Linux desktop app main thread frozen, other threads still executing

Hello, I have an linux desktop app that has become frozen (UI and event handlers are non responsive), however, other threads are executing.

GDB backtrace shows main thread is waiting for a mutex.

Thread 1 (Thread 0x7fb785b040 (LWP 192663) "redacted"):
#0  0x0000007fb791b694 in __futex_abstimed_wait_common64 (private=0, cancel=true, abstime=0x0, op=393, expected=0, futex_word=0x220be434) at ./nptl/futex-internal.c:57
#1  __futex_abstimed_wait_common (cancel=true, private=0, abstime=0x0, clockid=0, expected=0, futex_word=0x220be434) at ./nptl/futex-internal.c:87
#2  __GI___futex_abstimed_wait_cancelable64 (futex_word=futex_word@entry=0x220be434, expected=expected@entry=0, clockid=clockid@entry=0, abstime=abstime@entry=0x0, private=private@entry=0) at ./nptl/futex-internal.c:139
#3  0x0000007fb791e1d0 in __pthread_cond_wait_common (abstime=0x0, clockid=0, mutex=0x220be3d8, cond=0x220be408) at ./nptl/pthread_cond_wait.c:503
#4  ___pthread_cond_wait (cond=0x220be408, mutex=0x220be3d8) at ./nptl/pthread_cond_wait.c:618
#5  0x0000007fba042b14 in ?? () from /redacted Libs/XojoGUIFrameworkARM64.so
#6  0x0000007fba040d74 in ?? () from /redacted Libs/XojoGUIFrameworkARM64.so
#7  0x0000007fba03dbb4 in ?? () from /redacted Libs/XojoGUIFrameworkARM64.so
#8  0x0000007fba03b1f0 in ?? () from /redacted Libs/XojoGUIFrameworkARM64.so
#9  0x0000007fba03ccd0 in ?? () from /redacted Libs/XojoGUIFrameworkARM64.so
#10 0x0000007fba022424 in ?? () from /redacted Libs/XojoGUIFrameworkARM64.so
#11 0x00000000006f4b14 in DesktopApplication._CallFunctionWithExceptionHandling%%o<DesktopApplication>p ()
#12 0x0000007fba022230 in ?? () from /redacted Libs/XojoGUIFrameworkARM64.so
#13 0x0000007fba0224d0 in ?? () from /redacted Libs/XojoGUIFrameworkARM64.so
#14 0x0000007fba01f328 in RuntimeRun () from /redacted Libs/XojoGUIFrameworkARM64.so
#15 0x000000000075c860 in REALbasic._RuntimeRun ()
#16 0x000000000170eb90 in _Main ()
#17 0x000000000170e3ac in main ()

I can see other threads are starting and completing.

[New Thread 0x7f8606ee40 (LWP 789853)]
[Detaching after vfork from child process 789854]
[Detaching after vfork from child process 789856]
[Thread 0x7f8606ee40 (LWP 789853) exited]
[Detaching after vfork from child process 789859]
[Detaching after vfork from child process 789865]

I can see that Shell.Execute commands are being run from these threads via htop tree view.

Does anyone have some insights on where to look or possible commands to run to gain more information?
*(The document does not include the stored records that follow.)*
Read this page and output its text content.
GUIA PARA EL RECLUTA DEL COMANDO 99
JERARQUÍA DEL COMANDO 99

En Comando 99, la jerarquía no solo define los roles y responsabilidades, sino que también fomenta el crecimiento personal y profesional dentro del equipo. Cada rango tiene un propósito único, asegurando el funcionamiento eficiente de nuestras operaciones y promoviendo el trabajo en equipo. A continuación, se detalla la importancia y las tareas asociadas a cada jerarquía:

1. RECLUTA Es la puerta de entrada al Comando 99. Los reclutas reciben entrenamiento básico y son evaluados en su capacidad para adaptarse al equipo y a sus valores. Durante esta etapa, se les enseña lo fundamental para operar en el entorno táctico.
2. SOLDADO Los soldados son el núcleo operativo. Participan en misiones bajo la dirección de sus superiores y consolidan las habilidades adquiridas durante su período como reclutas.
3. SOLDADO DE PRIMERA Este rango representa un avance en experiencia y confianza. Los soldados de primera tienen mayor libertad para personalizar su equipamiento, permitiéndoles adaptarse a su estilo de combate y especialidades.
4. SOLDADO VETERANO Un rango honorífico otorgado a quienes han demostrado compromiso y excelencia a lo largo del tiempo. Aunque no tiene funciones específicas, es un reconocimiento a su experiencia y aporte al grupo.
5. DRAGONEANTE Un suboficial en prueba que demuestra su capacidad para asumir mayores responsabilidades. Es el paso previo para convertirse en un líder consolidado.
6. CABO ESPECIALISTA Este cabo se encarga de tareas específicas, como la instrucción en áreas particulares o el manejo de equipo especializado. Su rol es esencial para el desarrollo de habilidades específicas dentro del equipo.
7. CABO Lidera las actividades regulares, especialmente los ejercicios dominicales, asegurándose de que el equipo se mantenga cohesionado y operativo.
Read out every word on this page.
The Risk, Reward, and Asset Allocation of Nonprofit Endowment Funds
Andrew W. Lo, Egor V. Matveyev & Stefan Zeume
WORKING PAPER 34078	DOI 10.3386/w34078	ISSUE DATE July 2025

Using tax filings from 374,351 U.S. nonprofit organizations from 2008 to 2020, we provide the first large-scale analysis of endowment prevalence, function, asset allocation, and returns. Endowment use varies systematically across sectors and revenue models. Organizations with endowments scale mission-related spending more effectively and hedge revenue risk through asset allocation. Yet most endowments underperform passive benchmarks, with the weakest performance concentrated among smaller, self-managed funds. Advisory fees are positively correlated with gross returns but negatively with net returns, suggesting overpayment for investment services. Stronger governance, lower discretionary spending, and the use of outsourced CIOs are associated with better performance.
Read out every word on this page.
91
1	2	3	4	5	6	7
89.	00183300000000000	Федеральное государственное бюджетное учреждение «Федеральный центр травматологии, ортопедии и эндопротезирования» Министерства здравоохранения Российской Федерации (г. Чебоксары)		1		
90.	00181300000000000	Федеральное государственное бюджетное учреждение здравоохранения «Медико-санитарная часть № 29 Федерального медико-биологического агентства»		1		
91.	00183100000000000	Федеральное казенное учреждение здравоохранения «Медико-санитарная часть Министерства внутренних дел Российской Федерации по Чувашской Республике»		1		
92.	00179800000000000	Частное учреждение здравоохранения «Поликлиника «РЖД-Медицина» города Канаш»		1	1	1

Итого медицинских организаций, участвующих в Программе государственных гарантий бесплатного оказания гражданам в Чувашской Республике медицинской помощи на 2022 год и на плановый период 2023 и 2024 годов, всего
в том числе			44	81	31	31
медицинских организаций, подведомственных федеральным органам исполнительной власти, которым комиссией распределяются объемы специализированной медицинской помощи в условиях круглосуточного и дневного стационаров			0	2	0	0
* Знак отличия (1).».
I currently have the process in GDB but it took about a month for it to hang so I want to make sure I don’t miss this opportunity.

Thanks!

What shell mode are you using. Synchronous shells can cause the main thread to lock up, even when used from within a thread.

Thanks for the reply, all my threads are async.

Fair enough.

If the main thread is waiting for a mutex then what UI areas use them and the really hard part figuring out what is keeping that mutex locked. Could it be that the treads simply swamp the UI and never allow it to get a turn?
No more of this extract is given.